Charlie and Lee make their escape but the older assassin can’t stop thinking about his mark’s reaction. He’s also troubled by the fact they got paid so much for what was seemingly a simple hit… the amount suggests that there’s more which ties in with the rumour that Johnny was involved in a million dollar robbery in which he ran off with the proceeds. The killers can’t work out why they haven’t been tasked with recovering the loot… surely there’s no one who can ignore that amount of money even for revenge?

They set out to find out the backstory and to find the money for themselves: Charlie looks forward to a nest egg to seal his retirement but he also needs to know… just why didn’t Johnny run?

And the girl looked at Johnny...
The duo track down Earl Sylvester (Claude Akins), Johnny's best friend and head mechanic when he was one of the best young motor racers on the circuit. They overcome Earl’s embittered resistance to discussing his former friend and learn how Johnny’s career had been undermined by the uncertain love of a bad woman… an irresponsible experience junkie named Sheila Farr (a frankly radiant Angie Dickinson…).

Sheila pushed Johnny to enjoy himself and as their affair proceeded he began to neglect his racing and to take chances.

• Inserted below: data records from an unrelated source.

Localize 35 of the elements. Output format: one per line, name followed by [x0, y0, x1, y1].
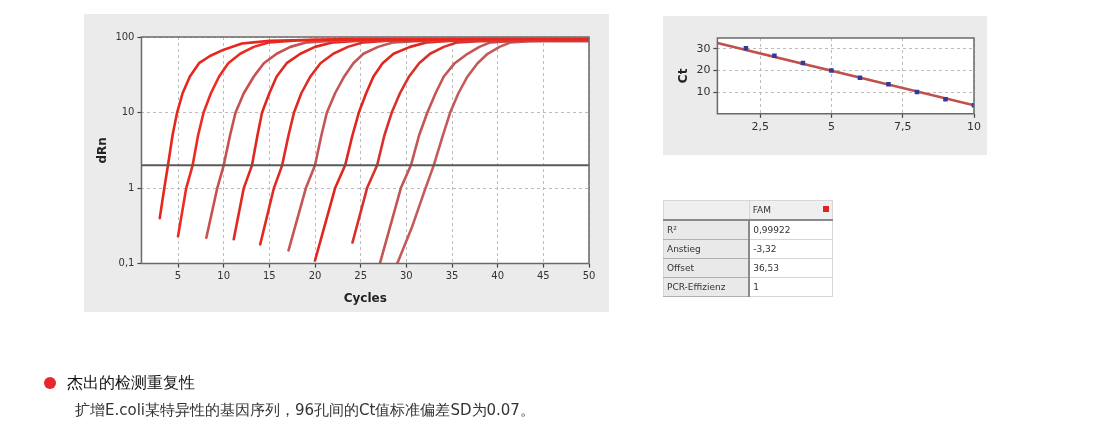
text: R² — [663, 220, 750, 240]
x-tick-label: 5 — [174, 270, 182, 282]
x-axis-title: Cycles — [343, 290, 387, 305]
x-tick-label: 5 — [827, 120, 835, 134]
text: 36,53 — [749, 258, 833, 278]
x-tick-label: 40 — [491, 270, 505, 282]
y-tick-label: 1 — [128, 181, 135, 193]
y-axis-title: Ct — [676, 68, 691, 84]
x-tick-label: 35 — [445, 270, 459, 282]
x-tick-label: 50 — [582, 270, 596, 282]
y-tick-label: 0,1 — [118, 257, 135, 269]
text: 0,99922 — [749, 220, 833, 240]
y-axis-title: dRn — [95, 137, 110, 164]
text: Offset — [663, 258, 750, 278]
text: 扩增E.coli某特异性的基因序列，96孔间的Ct值标准偏差SD为0.07。 — [75, 400, 536, 421]
x-tick-label: 45 — [536, 270, 550, 282]
x-tick-label: 25 — [354, 270, 368, 282]
y-tick-label: 20 — [696, 63, 711, 77]
x-tick-label: 10 — [217, 270, 231, 282]
text: -3,32 — [749, 239, 833, 259]
text: Anstieg — [663, 239, 750, 259]
x-tick-label: 7,5 — [893, 120, 912, 134]
text: 杰出的检测重复性 — [67, 372, 195, 394]
text: FAM — [752, 205, 771, 215]
x-tick-label: 30 — [399, 270, 413, 282]
x-tick-label: 20 — [308, 270, 322, 282]
text: 1 — [749, 277, 833, 297]
y-tick-label: 100 — [115, 30, 135, 42]
y-tick-label: 30 — [696, 41, 711, 55]
x-tick-label: 2,5 — [751, 120, 769, 134]
x-tick-label: 15 — [262, 270, 276, 282]
x-tick-label: 10 — [967, 120, 981, 134]
text: PCR-Effizienz — [663, 277, 750, 297]
y-tick-label: 10 — [696, 85, 711, 98]
y-tick-label: 10 — [121, 106, 135, 118]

Ultimately, whether it was just bad luck or weariness, Johnny had a bad crash that affected his vision and meant that he could no longer race… he was reduced to stock cars.

By this stage Johnny had found that Sheila had a “businessman” boyfriend who was bankrolling her plush apartment, fast cars and extensive, tight-fitting wardrobe, name of Jack Browning (Ronald Reagan). After the accident, and with Earl’s prompting, Johnny frees Sheila of any obligation and she returns to Jack.

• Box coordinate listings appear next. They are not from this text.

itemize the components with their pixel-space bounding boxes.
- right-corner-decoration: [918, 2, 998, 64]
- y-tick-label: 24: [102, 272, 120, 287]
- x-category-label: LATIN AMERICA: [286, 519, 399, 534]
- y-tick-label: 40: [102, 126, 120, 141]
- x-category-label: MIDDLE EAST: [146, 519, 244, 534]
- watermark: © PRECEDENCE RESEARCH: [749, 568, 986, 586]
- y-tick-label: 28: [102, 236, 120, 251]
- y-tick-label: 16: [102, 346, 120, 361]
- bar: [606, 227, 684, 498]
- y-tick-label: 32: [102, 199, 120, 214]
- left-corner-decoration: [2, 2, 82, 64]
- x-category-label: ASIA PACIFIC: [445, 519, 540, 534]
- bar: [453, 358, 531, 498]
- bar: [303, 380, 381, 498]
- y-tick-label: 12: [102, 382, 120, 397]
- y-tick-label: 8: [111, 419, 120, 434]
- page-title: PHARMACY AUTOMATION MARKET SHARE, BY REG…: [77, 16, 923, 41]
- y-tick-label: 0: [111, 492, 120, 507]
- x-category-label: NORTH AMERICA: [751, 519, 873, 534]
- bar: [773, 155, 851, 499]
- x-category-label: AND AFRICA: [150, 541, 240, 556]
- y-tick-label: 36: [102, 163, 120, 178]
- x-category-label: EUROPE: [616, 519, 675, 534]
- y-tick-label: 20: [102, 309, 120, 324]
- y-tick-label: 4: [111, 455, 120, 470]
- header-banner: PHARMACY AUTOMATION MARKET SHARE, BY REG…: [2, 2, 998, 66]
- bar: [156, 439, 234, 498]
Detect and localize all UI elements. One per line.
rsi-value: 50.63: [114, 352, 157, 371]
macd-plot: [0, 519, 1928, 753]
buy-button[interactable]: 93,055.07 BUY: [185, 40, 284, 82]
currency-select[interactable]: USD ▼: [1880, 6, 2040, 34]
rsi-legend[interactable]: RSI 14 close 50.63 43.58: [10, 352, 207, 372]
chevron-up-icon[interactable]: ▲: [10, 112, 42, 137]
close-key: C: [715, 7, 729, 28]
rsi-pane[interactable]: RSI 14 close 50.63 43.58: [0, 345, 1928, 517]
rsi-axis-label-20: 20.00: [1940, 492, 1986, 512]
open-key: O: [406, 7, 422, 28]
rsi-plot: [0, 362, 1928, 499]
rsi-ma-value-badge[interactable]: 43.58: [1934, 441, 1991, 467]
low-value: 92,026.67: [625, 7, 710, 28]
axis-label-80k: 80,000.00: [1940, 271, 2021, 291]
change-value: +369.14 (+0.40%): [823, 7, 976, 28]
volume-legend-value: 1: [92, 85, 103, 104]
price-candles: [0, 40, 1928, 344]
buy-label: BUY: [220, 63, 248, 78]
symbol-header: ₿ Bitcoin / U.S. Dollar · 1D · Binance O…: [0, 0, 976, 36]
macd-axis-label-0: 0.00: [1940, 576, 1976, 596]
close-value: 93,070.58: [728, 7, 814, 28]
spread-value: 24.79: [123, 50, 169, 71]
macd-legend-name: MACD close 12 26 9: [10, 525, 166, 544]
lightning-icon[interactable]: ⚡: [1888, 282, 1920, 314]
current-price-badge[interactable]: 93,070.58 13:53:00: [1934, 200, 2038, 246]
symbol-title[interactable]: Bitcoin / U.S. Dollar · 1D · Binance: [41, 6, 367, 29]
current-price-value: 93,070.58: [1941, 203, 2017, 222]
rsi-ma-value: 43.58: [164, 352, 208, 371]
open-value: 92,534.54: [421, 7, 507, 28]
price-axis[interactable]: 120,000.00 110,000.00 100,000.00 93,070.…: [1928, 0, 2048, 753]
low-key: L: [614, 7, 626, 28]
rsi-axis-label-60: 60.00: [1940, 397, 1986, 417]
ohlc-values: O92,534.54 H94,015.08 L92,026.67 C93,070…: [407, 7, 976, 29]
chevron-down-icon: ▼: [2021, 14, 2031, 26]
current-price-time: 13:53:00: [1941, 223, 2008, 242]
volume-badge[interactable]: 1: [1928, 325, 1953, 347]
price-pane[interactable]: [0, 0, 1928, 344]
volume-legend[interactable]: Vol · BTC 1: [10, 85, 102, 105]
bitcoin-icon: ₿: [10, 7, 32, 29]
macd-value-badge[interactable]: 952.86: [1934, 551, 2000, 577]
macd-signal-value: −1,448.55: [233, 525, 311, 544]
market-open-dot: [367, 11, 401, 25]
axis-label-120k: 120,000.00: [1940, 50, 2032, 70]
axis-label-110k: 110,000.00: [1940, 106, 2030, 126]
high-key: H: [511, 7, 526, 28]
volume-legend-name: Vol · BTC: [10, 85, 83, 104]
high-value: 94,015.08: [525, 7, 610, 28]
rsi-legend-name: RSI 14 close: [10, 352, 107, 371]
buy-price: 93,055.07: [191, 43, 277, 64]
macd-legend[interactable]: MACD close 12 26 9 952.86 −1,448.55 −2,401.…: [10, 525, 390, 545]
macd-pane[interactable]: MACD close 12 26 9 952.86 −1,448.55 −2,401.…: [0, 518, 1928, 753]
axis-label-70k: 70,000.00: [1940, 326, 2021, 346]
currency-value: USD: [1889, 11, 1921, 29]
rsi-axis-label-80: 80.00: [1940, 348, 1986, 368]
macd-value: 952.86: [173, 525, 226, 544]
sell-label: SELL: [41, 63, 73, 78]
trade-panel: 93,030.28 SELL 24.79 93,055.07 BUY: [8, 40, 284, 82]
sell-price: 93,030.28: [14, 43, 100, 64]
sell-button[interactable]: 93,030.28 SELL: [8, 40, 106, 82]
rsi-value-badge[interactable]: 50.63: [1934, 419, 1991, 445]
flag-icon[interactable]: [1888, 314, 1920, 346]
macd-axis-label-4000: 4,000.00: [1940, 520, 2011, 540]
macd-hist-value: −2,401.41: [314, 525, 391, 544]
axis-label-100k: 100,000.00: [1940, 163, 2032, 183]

Charlie and Lee leave Earl to his memories and set out to find Browning’s right hand man, Mickey Farmer (Norman Fell) in order to get the next piece of the jigsaw. After trapping Mickey in his Turkish bath steamer they get him to reveal how Johnny had been involved in the heist.

Jack was planning to ambush a mail truck but couldn’t drive fast enough to make up the distance. Sheila helpfully suggests Johnny who easily performs the task: he’s in but there are tensions as he and the boss vie for Sheila who clearly prefers the younger man…

Johnny clocks Jack... we all cheer!
The job will go ahead but there’s bad blood to be settled afterwards.

No spoilers - It wouldn’t be fair to outline the rest of the plot as this film is definitely worth watching but needless to say, Charlie and Lee continue their investigations and meet with both Sheila and Jack as they unravel the twisted complex of betrayal that led to Johnny’s demise… and to the look that so haunted Charlie.

The Killers reputation is fully justified and it is no surprise that at the time of its release, Marvin said that it was his favourite film (wonder how he rated it against Point Blank?).

Lee Marvin
Marvin is superb and it would be tempting to view him as a one track macho actor were it not for his Oscar winning turn in Cat Ballou. He had a naturalistic style and a tough exterior but was always able to express vulnerability and the humanity behind the hitman.

Force of nature...
Angie Dickinson is also a force of nature, her beauty matched by a skill and energy that enabled her to match the explosive alpha males all around her. This is one of the best performances I’ve seen her give as she creates a character of passion and uncertainty: you’re never quite sure which side Sheila’s on but you really want her to be good…

John Cassavetes gives an intelligently intense performance of his own and his style feels out of time: he’s the method link between Dean, Clift, Brando and de Niro, Paccino, Keitel.

John Cassavetes

Dusty verdict: The Killers is available in a plush Criterion edition in the US and also on an up-coming Blu-Ray from Amazon in the UK. Well worth watching over and again… when you feel brave enough. It’s not just the violence but the existential undertone: how much of Johnny is in all of us?